Department of Pathology and Laboratory Medicine, Warren Alpert Medical School, Brown University, Providence, RI, United States.
Front Mol Biosci. 2023 Aug 1;10:1148389. doi: 10.3389/fmolb.2023.1148389. eCollection 2023.
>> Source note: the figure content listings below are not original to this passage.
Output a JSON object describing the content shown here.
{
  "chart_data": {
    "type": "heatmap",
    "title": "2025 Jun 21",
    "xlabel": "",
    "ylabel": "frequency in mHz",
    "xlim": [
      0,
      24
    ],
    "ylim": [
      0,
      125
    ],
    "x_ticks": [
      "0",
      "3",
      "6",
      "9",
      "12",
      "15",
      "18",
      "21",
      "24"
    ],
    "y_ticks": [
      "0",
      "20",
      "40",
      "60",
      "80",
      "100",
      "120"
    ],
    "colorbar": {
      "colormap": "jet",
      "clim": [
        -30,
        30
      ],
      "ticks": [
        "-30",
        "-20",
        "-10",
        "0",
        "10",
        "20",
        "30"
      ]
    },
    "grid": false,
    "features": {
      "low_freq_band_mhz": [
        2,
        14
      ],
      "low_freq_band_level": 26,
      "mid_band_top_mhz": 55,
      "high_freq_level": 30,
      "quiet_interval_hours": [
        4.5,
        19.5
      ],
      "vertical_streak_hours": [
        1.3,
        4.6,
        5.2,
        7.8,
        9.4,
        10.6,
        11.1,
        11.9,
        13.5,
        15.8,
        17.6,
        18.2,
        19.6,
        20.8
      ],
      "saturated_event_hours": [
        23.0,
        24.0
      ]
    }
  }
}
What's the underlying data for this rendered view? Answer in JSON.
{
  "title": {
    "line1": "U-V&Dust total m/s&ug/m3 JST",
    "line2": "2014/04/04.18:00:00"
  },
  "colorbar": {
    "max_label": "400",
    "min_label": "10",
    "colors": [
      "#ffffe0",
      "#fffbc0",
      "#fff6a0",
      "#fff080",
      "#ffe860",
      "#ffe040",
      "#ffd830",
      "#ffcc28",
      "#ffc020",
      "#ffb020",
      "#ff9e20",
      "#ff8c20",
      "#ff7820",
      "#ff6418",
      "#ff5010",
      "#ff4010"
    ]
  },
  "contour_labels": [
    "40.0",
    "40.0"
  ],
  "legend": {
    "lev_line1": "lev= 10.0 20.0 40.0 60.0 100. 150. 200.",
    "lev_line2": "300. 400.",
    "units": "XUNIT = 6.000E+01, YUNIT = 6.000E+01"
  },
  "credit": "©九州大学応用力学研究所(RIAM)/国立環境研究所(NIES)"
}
p53 is a transcription factor that regulates the expression of genes involved in tumor suppression. p53 mutations mediate tumorigenesis and occur in approximately 50% of human cancers. p53 regulates hundreds of target genes that induce various cell fates including apoptosis, cell cycle arrest, and DNA damage repair. p53 also plays an important role in anti-tumor immunity by regulating TRAIL, DR5, TLRs, Fas, PKR, ULBP1/2, and CCL2; T-cell inhibitory ligand PD-L1; pro-inflammatory cytokines; immune cell activation state; and antigen presentation. Genetic alteration of p53 can contribute to immune evasion by influencing immune cell recruitment to the tumor, cytokine secretion in the TME, and inflammatory signaling pathways. In some contexts, p53 mutations increase neoantigen load which improves response to immune checkpoint inhibition. Therapeutic restoration of mutated p53 can restore anti-cancer immune cell infiltration and ameliorate pro-tumor signaling to induce tumor regression. Indeed, there is clinical evidence to suggest that restoring p53 can induce an anti-cancer immune response in immunologically cold tumors. Clinical trials investigating the combination of p53-restoring compounds or p53-based vaccines with immunotherapy have demonstrated anti-tumor immune activation and tumor regression with heterogeneity across cancer type. In this Review, we discuss the impact of wild-type and mutant p53 on the anti-tumor immune response, outline clinical progress as far as activating p53 to induce an immune response across a variety of cancer types, and highlight open questions limiting effective clinical translation.
p53是一种转录因子,可调节参与肿瘤抑制的基因表达。p53突变介导肿瘤发生,约50%的人类癌症中会出现该突变。p53调节数百个靶基因,这些基因可诱导多种细胞命运,包括细胞凋亡、细胞周期停滞和DNA损伤修复。p53还通过调节TRAIL、DR5、TLR、Fas、PKR、ULBP1/2和CCL2;T细胞抑制性配体PD-L1;促炎细胞因子;免疫细胞激活状态;以及抗原呈递,在抗肿瘤免疫中发挥重要作用。p53的基因改变可通过影响免疫细胞向肿瘤的募集、肿瘤微环境中的细胞因子分泌以及炎症信号通路,导致免疫逃逸。在某些情况下,p53突变会增加新抗原负荷,从而提高对免疫检查点抑制的反应。突变p53的治疗性恢复可恢复抗癌免疫细胞浸润,并改善促肿瘤信号传导以诱导肿瘤消退。事实上,有临床证据表明,恢复p53可在免疫冷肿瘤中诱导抗癌免疫反应。研究恢复p53的化合物或基于p53的疫苗与免疫疗法联合使用的临床试验表明,不同癌症类型存在异质性的抗肿瘤免疫激活和肿瘤消退。在本综述中,我们讨论了野生型和突变型p53对抗肿瘤免疫反应的影响,概述了激活p53以在多种癌症类型中诱导免疫反应的临床进展,并强调了限制有效临床转化的悬而未决的问题。